Virco Reports First Quarter Results

Virco Mfg. Corporation (VIRC) announced results for the first quarter ended April 30, 2019, in the following letter to shareholders:

Revenue for the first quarter ended April 30, 2019 increased 19% to $26,893,000 this year vs. $22,569,000 last year. This significant improvement occurred despite a generalized slowdown in the rate of incoming orders, which may be linked to one or more of the following:

  1. Trade uncertainties and their related impacts on imported school furniture and components;

  2. Regional delays in school construction due to severe weather in winter and late spring, especially in the Midwest and the drainages of the Arkansas and Mississippi Rivers; and

  3. Some negative reaction to the Company’s previously announced price increase, which went into effect at the beginning of this year’s order cycle.

Because of the extreme seasonality of the school furniture market, where orders peak in spring but deliveries peak in summer, Management has for many years relied on the metric of year-to-date shipments plus backlog to track business activity. The Company’s first quarter communications often report this number to help investors evaluate the Company’s trajectory. Through the end of May, shipments plus backlog stood at $99,741,000 versus $106,063,000 on the same date last year. This is a decline of 6.0%.

However, factoring in the Company’s price increase, the trajectory in 2019 is more favorable. As discussed in our Form 10K for the year ended January 31, 2019, the Company incurred severe cost increases in raw materials and imported components in the prior year. The Company increased selling prices at the beginning of the year – enough to recover the cost increases from the prior year and anticipated costs increases in the current year. The effect of the price increase was not apparent in the first quarter as the Company began the year with a backlog of approximately $20 million of orders received prior to the price increase.

Management further believes that order rates may begin to approach last year’s levels as summer progresses. Order rates for the seasonally slow months of February and March were significantly below the comparable months in the prior year, and order rates matched the prior year in the months of April and May. The Company’s ability to deliver quickly from its U.S. factories and warehouses may prove attractive in this year of uncertainty as school districts confront project delays for any of the reasons mentioned above.

The bottom-line impacts of higher selling prices will only become fully apparent with the peak volumes of summer. Nonetheless, the operating loss of $3,597,000 in the seasonally light first quarter represents a 19% improvement compared to last year’s loss of $4,468,000 in the same period.

Here are the numbers for the first quarter ended April 30, 2019:

Virco Chairman and CEO Robert Virtue commented on the first quarter results: “We are now well into this year’s order cycle under the new pricing regime. Given all the moving pieces with global trade and weather impacts, we are reasonably satisfied with our progress so far. We expect to have a traditionally busy summer delivery season, but we’re also very well prepared for that since we have such a high proportion of the backlog already manufactured and ready for delivery. The precision of aim on these orders is the highest that I can recall in my years at Virco. We are well positioned to deliver a high level of customer satisfaction this summer.”

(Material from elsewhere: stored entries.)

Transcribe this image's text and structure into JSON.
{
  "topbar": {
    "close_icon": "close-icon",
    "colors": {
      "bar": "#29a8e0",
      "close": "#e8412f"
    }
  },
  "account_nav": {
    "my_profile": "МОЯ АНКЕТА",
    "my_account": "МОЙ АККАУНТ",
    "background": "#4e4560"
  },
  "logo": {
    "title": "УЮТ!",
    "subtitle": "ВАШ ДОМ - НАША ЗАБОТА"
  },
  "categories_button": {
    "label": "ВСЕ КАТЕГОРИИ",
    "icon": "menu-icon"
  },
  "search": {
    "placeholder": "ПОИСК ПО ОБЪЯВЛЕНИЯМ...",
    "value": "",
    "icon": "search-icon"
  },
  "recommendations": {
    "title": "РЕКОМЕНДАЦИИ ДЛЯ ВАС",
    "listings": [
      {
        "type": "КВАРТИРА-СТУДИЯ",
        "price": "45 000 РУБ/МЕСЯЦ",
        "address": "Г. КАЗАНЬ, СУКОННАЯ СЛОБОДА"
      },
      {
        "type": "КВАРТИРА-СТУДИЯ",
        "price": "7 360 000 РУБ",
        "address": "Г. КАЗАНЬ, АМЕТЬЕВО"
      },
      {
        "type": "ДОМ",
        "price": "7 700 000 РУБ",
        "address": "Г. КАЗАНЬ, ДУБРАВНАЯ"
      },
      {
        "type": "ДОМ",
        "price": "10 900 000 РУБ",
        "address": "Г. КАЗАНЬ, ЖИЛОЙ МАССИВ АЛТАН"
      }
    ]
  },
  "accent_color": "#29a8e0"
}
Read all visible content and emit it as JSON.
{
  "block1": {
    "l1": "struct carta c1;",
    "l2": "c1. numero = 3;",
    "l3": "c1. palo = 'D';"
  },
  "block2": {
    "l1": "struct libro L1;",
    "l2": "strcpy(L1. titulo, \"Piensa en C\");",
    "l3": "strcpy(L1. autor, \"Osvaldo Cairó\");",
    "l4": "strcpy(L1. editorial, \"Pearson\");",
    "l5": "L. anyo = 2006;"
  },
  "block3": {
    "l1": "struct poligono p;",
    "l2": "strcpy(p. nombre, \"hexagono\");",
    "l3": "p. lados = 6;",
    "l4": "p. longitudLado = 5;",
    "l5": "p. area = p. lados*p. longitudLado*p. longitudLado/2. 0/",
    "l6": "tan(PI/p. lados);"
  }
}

President Doug Virtue elaborated: “During the off-season we successfully implemented a strategic inventory program designed to insure complete, timely deliveries for orders received before the typical summer rush. Our program has been well received by our customers, and we believe it may be part of the reason why this year’s first quarter shipments were higher than last year even with the overall decline in order rates. If this momentum continues through summer, it will have a positive effect on year-end results, especially when combined with this year’s higher selling prices.”